Thomas Aquinas and the Dominicans agreed with the mainline position that some kind of debt had to be paid for human salvation. Many scriptures and the Jewish temple metaphors of sacrifice, price, propitiation, debt, and atonement do give this impression. But Franciscan teacher, Blessed John Duns Scotus (c. 1266-1308), who founded the theological chair at Oxford, said that Jesus wasn’t solving any problems by coming to earth and dying. Jesus wasn’t changing God’s mind about us; rather, Jesus was changing our minds about God. That, in a word, was our nonviolent at-one-ment theory. God did not need Jesus to die on the cross to decide to love humanity. God’s love was infinite from the first moment of creation; the cross was just Love’s dramatic portrayal in space and time.

The image of the cross was to change humanity, not a necessary transaction to change God—as if God needed changing!

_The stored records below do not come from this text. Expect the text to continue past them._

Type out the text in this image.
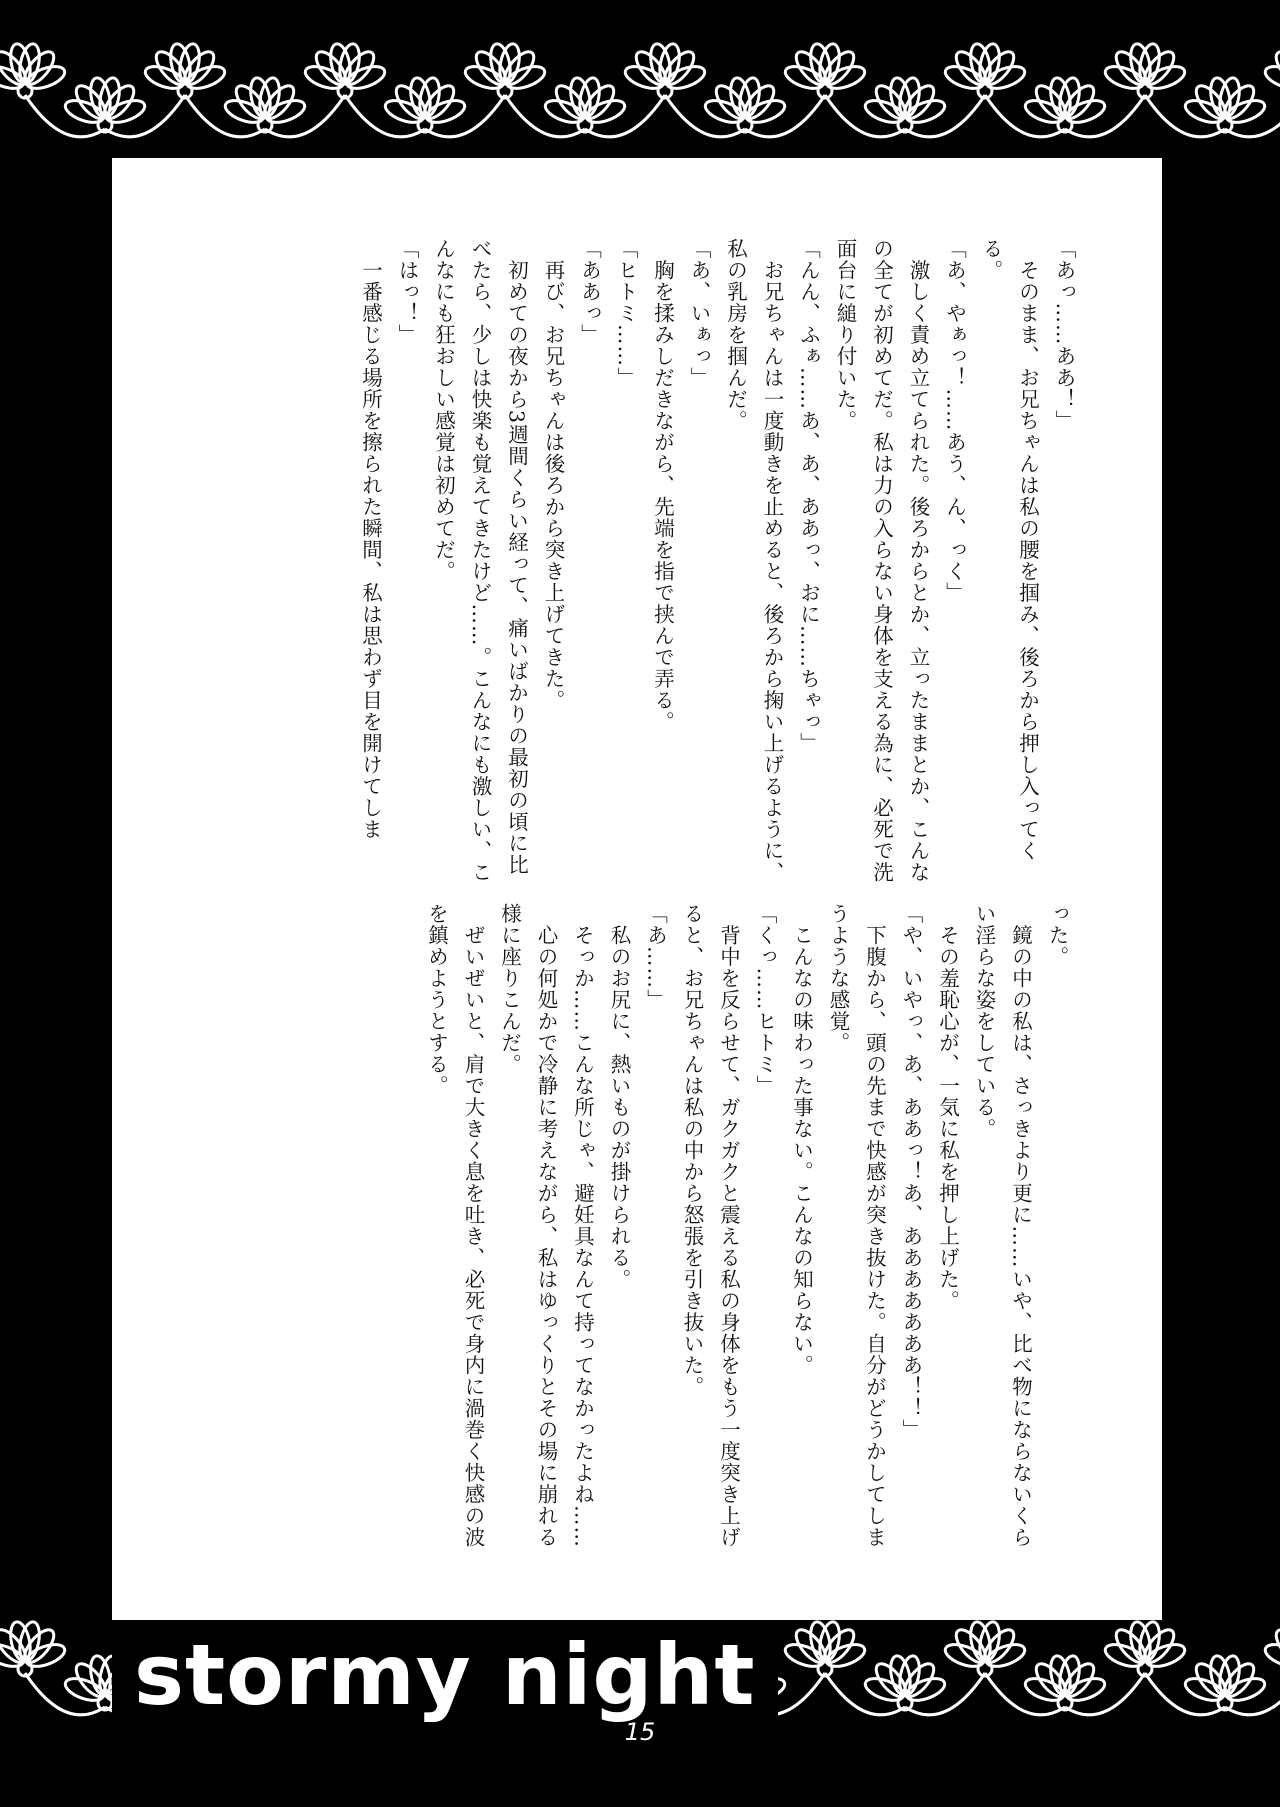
「あっ……ああ！」
　そのまま、お兄ちゃんは私の腰を掴み、後ろから押し入ってくる。
「あ、やぁっ！……あう、ん、っく」
　激しく責め立てられた。後ろからとか、立ったままとか、こんなの全てが初めてだ。私は力の入らない身体を支える為に、必死で洗面台に縋り付いた。
「んん、ふぁ……あ、あ、ああっ、おに……ちゃっ」
　お兄ちゃんは一度動きを止めると、後ろから掬い上げるように、私の乳房を掴んだ。
「あ、いぁっ」
　胸を揉みしだきながら、先端を指で挟んで弄る。
「ヒトミ……」
「ああっ」
　再び、お兄ちゃんは後ろから突き上げてきた。
　初めての夜から3週間くらい経って、痛いばかりの最初の頃に比べたら、少しは快楽も覚えてきたけど……。こんなにも激しい、こんなにも狂おしい感覚は初めてだ。
「はっ！」
　一番感じる場所を擦られた瞬間、私は思わず目を開けてしま
った。
　鏡の中の私は、さっきより更に……いや、比べ物にならないくらい淫らな姿をしている。
　その羞恥心が、一気に私を押し上げた。
「や、いやっ、あ、ああっ！あ、あああああああ！！」
　下腹から、頭の先まで快感が突き抜けた。自分がどうかしてしまうような感覚。
　こんなの味わった事ない。こんなの知らない。
「くっ……ヒトミ」
　背中を反らせて、ガクガクと震える私の身体をもう一度突き上げると、お兄ちゃんは私の中から怒張を引き抜いた。
「あ……」
　私のお尻に、熱いものが掛けられる。
　そっか……こんな所じゃ、避妊具なんて持ってなかったよね……
　心の何処かで冷静に考えながら、私はゆっくりとその場に崩れる様に座りこんだ。
　ぜいぜいと、肩で大きく息を吐き、必死で身内に渦巻く快感の波を鎮めようとする。
stormy night
15
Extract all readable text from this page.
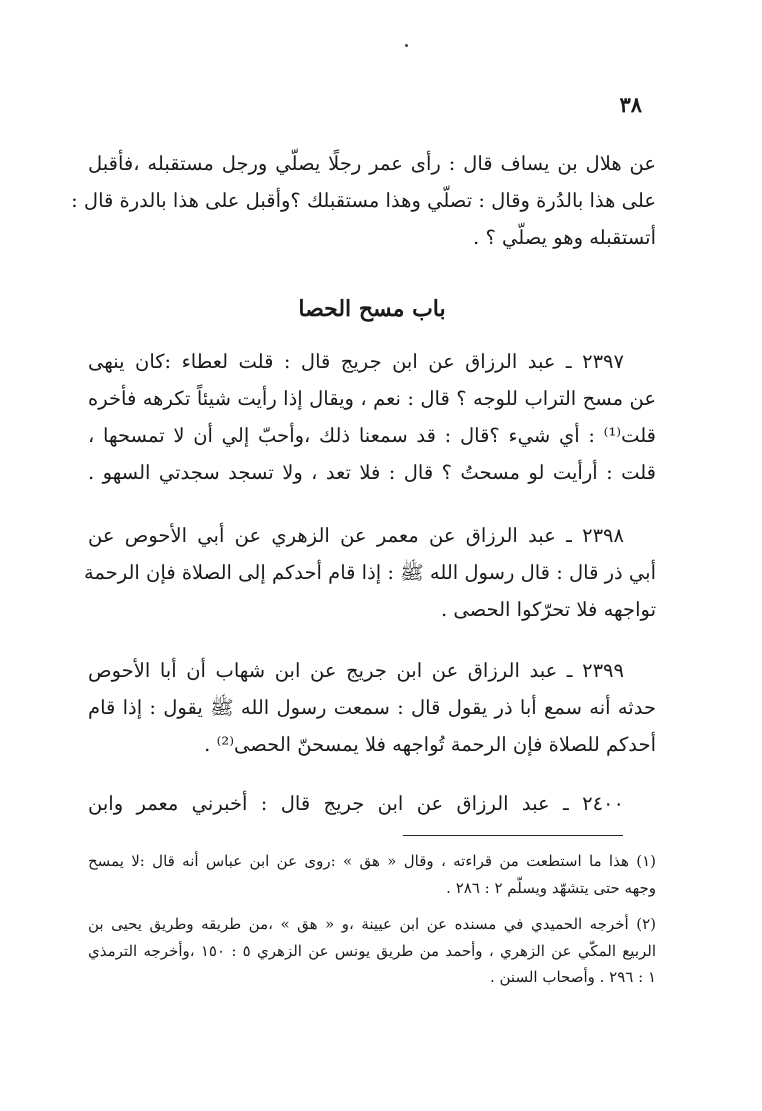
٣٨
عن هلال بن يساف قال : رأى عمر رجلًا يصلّي ورجل مستقبله ،فأقبل
على هذا بالدُرة وقال : تصلّي وهذا مستقبلك ؟وأقبل على هذا بالدرة قال :
أتستقبله وهو يصلّي ؟ .
باب مسح الحصا
٢٣٩٧ ـ عبد الرزاق عن ابن جريج قال : قلت لعطاء :كان ينهى
عن مسح التراب للوجه ؟ قال : نعم ، ويقال إذا رأيت شيئاً تكرهه فأخره
قلت⁽¹⁾ : أي شيء ؟قال : قد سمعنا ذلك ،وأحبّ إلي أن لا تمسحها ،
قلت : أرأيت لو مسحتُ ؟ قال : فلا تعد ، ولا تسجد سجدتي السهو .
٢٣٩٨ ـ عبد الرزاق عن معمر عن الزهري عن أبي الأحوص عن
أبي ذر قال : قال رسول الله ﷺ : إذا قام أحدكم إلى الصلاة فإن الرحمة
تواجهه فلا تحرّكوا الحصى .
٢٣٩٩ ـ عبد الرزاق عن ابن جريج عن ابن شهاب أن أبا الأحوص
حدثه أنه سمع أبا ذر يقول قال : سمعت رسول الله ﷺ يقول : إذا قام
أحدكم للصلاة فإن الرحمة تُواجهه فلا يمسحنّ الحصى⁽²⁾ .
٢٤٠٠ ـ عبد الرزاق عن ابن جريج قال : أخبرني معمر وابن
(١) هذا ما استطعت من قراءته ، وقال « هق » :روى عن ابن عباس أنه قال :لا يمسح
وجهه حتى يتشهّد ويسلّم ٢ : ٢٨٦ .
(٢) أخرجه الحميدي في مسنده عن ابن عيينة ،و « هق » ،من طريقه وطريق يحيى بن
الربيع المكّي عن الزهري ، وأحمد من طريق يونس عن الزهري ٥ : ١٥٠ ،وأخرجه الترمذي
١ : ٢٩٦ . وأصحاب السنن .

Scotus concluded that Jesus’ death was not a “penal substitution” but a divine epiphany for all to see. Jesus was pure gift, and the idea of gift is much more transformative than any idea of necessity, price, or transaction.It shows that God is not violent, but loving.

Duns Scotus firmly believed that God’s perfect freedom had to be maintained at all costs. If God “needed” or demanded a blood sacrifice to love God’s own creation, then God was not freely loving us.

.. Jesus was not changing the Father’s mind about us; he was changing our mind about God—and thus about one another too. If God and Jesus are not violent, punishing, torturing, or vindictive, then our excuse for the same is forever taken away from us. This is no small point! And, of course, if God is punitive and torturing, then we have full modeling and permission to do the same.